Beyond providing the physical spaces, RXR orchestrates tenant programming to further encourage building-wide community. RXR robustly tracks these activities to understand the features that serve its community. Interestingly, FIRE, TAMI, and professional services tenants participate at similar levels with participation ranging from associate to partner level employees. More than just free yoga classes, over 18 percent of 2018’s programming was educational. Programming within this category had the highest attendance—45 percent of the thousands of guests attended at least one educational activation throughout the year.
Engelbert DeCastro, founder of DBS MGMT and tenant of Starrett-Lehigh, has found long term value in this.
“I’ve been in the building for six years and could never imagine leaving,” he said. “RXR has worked tirelessly to make improvements on the building including a communal lounge right on my floor serving as great break-out space.

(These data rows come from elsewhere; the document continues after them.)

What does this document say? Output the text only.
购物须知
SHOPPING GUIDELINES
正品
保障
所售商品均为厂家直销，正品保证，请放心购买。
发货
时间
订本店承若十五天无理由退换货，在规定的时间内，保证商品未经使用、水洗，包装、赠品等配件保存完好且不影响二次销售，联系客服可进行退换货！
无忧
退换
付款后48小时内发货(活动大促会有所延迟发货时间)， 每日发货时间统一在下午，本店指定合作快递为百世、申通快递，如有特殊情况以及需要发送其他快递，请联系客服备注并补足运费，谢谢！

The events hosted are not only opportunities to learn and have fun, but also [to] network and form meaningful business connections.”
The building’s dog-friendly policy welcomes all sizes, which DeCastro also mentioned was “a huge benefit for my two Great Pyrenees.”
An office building’s amenities and retail tenants can create a self-sustaining ecosystem for a landlord, keeping tenants within the building throughout the work day. However, it is this strategy and belief in place-making that truly creates lasting value, not only for the asset, but the community. RXR Realty is truly a believer in this approach, not following the trend, but leading the social innovation necessary to thrive today and in the future.